Nikolaos Lavdas was also an educator, not only within the Athenian Mandolinata Conservatory, but also in the "Arsakeion School", as well as in the Schools of the "Philekpaideftiki Etairia" (1913-1937). He was also a state-appointed general inspector of music in high school education (1937-1940). He wrote mandolin and guitar method books, and a theory of music textbook. Among his students were Dimitris Dounis, Ilias Alessios, Konstantinos Kydoniatis, Spyros Skiadaresis, Miltiades Koutoungos, and his nephew Antonis K. Lavdas.

Nikolaos Lavdas and his brother Konstantinos Lavdas, were founding members of AEPI (the Greek equivalent to GEMA, BMI etc.).
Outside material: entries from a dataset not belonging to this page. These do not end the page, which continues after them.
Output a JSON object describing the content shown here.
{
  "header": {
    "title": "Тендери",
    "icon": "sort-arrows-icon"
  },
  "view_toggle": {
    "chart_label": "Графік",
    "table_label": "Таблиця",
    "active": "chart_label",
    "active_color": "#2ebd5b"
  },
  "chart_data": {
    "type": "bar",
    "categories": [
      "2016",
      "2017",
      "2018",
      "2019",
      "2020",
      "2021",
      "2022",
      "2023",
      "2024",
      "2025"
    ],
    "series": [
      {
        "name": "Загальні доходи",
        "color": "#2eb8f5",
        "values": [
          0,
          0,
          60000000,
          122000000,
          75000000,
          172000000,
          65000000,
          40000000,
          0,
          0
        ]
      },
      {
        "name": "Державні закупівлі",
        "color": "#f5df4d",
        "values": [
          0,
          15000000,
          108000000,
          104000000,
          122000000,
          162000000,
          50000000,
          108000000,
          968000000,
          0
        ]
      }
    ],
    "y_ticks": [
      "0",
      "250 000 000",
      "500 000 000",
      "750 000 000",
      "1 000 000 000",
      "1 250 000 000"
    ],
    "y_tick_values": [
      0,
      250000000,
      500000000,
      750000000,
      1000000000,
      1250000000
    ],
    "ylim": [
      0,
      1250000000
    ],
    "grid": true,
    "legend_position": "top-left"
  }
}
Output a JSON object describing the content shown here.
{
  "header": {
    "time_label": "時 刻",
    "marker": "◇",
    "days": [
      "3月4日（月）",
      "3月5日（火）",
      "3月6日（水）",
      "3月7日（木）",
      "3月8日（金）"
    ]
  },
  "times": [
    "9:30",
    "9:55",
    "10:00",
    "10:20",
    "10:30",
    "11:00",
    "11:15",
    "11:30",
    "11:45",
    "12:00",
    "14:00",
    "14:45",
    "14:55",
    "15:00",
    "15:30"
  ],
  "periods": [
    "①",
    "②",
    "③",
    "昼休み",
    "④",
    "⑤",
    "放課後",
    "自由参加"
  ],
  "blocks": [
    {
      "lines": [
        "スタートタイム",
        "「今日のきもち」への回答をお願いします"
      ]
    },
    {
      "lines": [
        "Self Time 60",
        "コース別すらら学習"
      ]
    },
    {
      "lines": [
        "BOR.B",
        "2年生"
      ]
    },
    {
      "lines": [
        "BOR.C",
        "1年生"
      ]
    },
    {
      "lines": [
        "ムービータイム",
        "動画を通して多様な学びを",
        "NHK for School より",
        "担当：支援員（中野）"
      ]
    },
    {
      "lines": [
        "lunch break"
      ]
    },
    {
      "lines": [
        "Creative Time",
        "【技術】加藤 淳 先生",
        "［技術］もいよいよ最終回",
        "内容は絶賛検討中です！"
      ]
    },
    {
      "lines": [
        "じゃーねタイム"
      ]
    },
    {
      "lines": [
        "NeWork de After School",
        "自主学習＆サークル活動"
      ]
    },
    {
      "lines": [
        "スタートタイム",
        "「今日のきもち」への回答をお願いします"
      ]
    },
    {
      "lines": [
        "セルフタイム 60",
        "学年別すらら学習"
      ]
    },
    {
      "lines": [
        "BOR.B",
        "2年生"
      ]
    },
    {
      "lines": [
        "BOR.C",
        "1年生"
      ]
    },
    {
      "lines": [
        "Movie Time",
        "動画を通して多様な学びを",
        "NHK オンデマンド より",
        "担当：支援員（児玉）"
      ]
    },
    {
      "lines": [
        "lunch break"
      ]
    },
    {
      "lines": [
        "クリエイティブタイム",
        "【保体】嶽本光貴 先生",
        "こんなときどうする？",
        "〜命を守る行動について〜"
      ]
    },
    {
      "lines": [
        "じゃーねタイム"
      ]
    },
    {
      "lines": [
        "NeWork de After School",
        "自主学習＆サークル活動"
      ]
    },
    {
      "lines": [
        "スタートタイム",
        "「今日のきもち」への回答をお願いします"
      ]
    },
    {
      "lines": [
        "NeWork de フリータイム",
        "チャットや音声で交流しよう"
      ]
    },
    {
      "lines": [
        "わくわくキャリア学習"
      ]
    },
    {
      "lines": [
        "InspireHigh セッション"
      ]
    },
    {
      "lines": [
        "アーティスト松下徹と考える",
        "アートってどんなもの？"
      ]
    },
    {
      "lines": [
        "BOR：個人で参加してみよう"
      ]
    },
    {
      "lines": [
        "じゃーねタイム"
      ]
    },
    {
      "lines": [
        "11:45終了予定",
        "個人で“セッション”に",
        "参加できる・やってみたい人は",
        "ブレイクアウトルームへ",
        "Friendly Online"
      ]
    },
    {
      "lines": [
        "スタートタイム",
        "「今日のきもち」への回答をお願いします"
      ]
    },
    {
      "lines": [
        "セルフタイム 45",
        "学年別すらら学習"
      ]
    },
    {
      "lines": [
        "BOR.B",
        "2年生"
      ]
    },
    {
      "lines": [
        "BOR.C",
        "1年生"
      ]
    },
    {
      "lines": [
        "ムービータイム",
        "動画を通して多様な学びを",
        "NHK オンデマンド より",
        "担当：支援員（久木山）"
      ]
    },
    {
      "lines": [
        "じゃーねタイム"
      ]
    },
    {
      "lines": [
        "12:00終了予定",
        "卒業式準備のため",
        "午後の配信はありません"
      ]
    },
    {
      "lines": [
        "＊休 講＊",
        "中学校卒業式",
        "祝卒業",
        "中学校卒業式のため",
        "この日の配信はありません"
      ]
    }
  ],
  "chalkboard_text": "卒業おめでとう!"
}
In recognition of his great achievements in music, he received the Cross of the Savior from King George the first of Greece.[3] The outbreak of World War II and the death of Nikolaos Lavdas in 1940 resulted in the dissolution of the orchestra and the conservatory.

The old Athenian Mandolinata in 1910 (top) and the contemporary Athenian Mandolinata in 2015 (bottom)

The Mandolinata, under the name "Athenian Mandolinata Nikolaos Lavdas" was re-established in 2011 in Athens. The orchestra aims to disseminate the heritage of works by both Greek and non-Greek composers, and also to encourage and promote contemporary artistic production. The Mandolinata, in collaboration with Ugo Orlandi, organizes seminars aiming at acquainting musicians with a wider repertory, giving incentives for a more systematic and complete study.


  1. ^ Shupo, Sokol (2004). Art music in the Balkans. ASMUS. p. 63. OCLC 443331457.
  2. ^ "La manifestazione mandolinistica di Cremona: Completa vittoria della Societa Greca". Plettro: P1. May 30, 1910.
  3. ^ Kalogeropoulos, Takis (2001). Dictionary of Greek Music. Gialleli.